It is sad enough to reflect that the Bible, in its good, old, relentless way, found it necessary to record such things as these against our otherwise Sunday-school heroes and models. Nothing of the sort is set down against Buz and Cush and Phut and Pildash and Jidlaph. Very likely they were about perfect. I wish I knew where they sleep.
The nearer one approaches Jerusalem the more barren and unproductive becomes the country. There are olive-groves and there are cultivated fields, but there are more of flinty hillsides and rocky steeps. The habitations are no longer collected in villages, in the Syrian fashion, but are scattered here and there, with wide sterile places between. There would seem to be not enough good land in any one place to support a village.
I suppose this is the very home of baksheesh. I know at every station mendicants, crippled and blind – always blind – come swarming about, holding up piteous hands and repeating endlessly the plaintive wail, "Baksheesh! bak-sheesh!" One's heart grows sick and hard by turns. There are moments when you long for the wealth of a Rockefeller to give all these people a financial standing, and there are moments when you long for a Gatling-gun to turn loose in their direction. We are only weak and human. We may pity the hungry fly ever so much, but we destroy him.
I think, by-the-way, some of these beggars only cry baksheesh from habit, and never expect to get anything. I think so, because here and there groups of them stand along the railway between stations, and hold out their hands, and voice the eternal refrain as we sweep by. It is hardly likely that any one ever flings anything out of a car-window. Pity becomes too sluggish in the East to get action as promptly as that.
It was toward evening when we ran into a rather modern little railway station, and were told that we were "there." We got out of the train then, and found ourselves in such a howling mob of humanity as I never dreamed could gather in this drowsy land. We were about the last party of the season, it seems, and the porters and beggars and cabmen and general riffraff were going to make the most of us. We were seized and dragged and torn and lifted – our dragoman could keep us together about as well as one cowboy could handle a stampeded herd. I have no distinct recollection of how we managed to reach the carriages, but the first words I heard after regaining consciousness were:
"That pool down there is where Solomon was anointed king."

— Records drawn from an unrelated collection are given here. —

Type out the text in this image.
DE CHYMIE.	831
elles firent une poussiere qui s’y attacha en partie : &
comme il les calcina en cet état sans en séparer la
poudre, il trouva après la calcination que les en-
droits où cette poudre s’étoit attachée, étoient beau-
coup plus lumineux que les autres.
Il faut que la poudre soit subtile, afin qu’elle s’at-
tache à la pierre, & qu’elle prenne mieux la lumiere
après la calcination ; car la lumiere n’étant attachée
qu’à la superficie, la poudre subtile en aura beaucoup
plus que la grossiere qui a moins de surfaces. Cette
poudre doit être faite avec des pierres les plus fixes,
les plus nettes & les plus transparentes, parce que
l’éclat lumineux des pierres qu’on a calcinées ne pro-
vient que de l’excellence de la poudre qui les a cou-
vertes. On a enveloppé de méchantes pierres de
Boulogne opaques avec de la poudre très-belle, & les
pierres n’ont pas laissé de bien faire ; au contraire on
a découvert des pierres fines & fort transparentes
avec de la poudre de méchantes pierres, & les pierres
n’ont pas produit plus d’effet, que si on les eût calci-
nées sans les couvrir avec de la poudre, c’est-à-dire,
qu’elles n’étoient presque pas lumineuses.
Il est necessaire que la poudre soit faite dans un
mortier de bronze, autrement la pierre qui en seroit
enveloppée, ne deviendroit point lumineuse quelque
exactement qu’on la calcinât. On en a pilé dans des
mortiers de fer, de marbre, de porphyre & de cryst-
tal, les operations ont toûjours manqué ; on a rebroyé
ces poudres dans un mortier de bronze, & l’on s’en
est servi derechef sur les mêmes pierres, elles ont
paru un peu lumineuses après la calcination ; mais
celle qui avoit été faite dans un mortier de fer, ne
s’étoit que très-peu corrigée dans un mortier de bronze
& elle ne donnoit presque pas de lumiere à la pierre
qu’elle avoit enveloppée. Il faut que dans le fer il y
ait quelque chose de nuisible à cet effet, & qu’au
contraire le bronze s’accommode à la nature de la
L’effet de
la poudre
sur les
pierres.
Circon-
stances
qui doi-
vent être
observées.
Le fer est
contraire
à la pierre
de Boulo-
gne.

I began to take notice then. We were outside a range of lofty battlemented walls, approaching a wide gate flanked by an imposing tower that might belong to the Middle Ages. We looked down on the squalid pool of Gihon, and I tried to visualize the scene of Solomon's coronation there, which I confess I found difficult. Then we turned to the tower and the entrance to the Holy City.
We were entering Jerusalem by the Jaffa gate, and the tower was the Tower of David.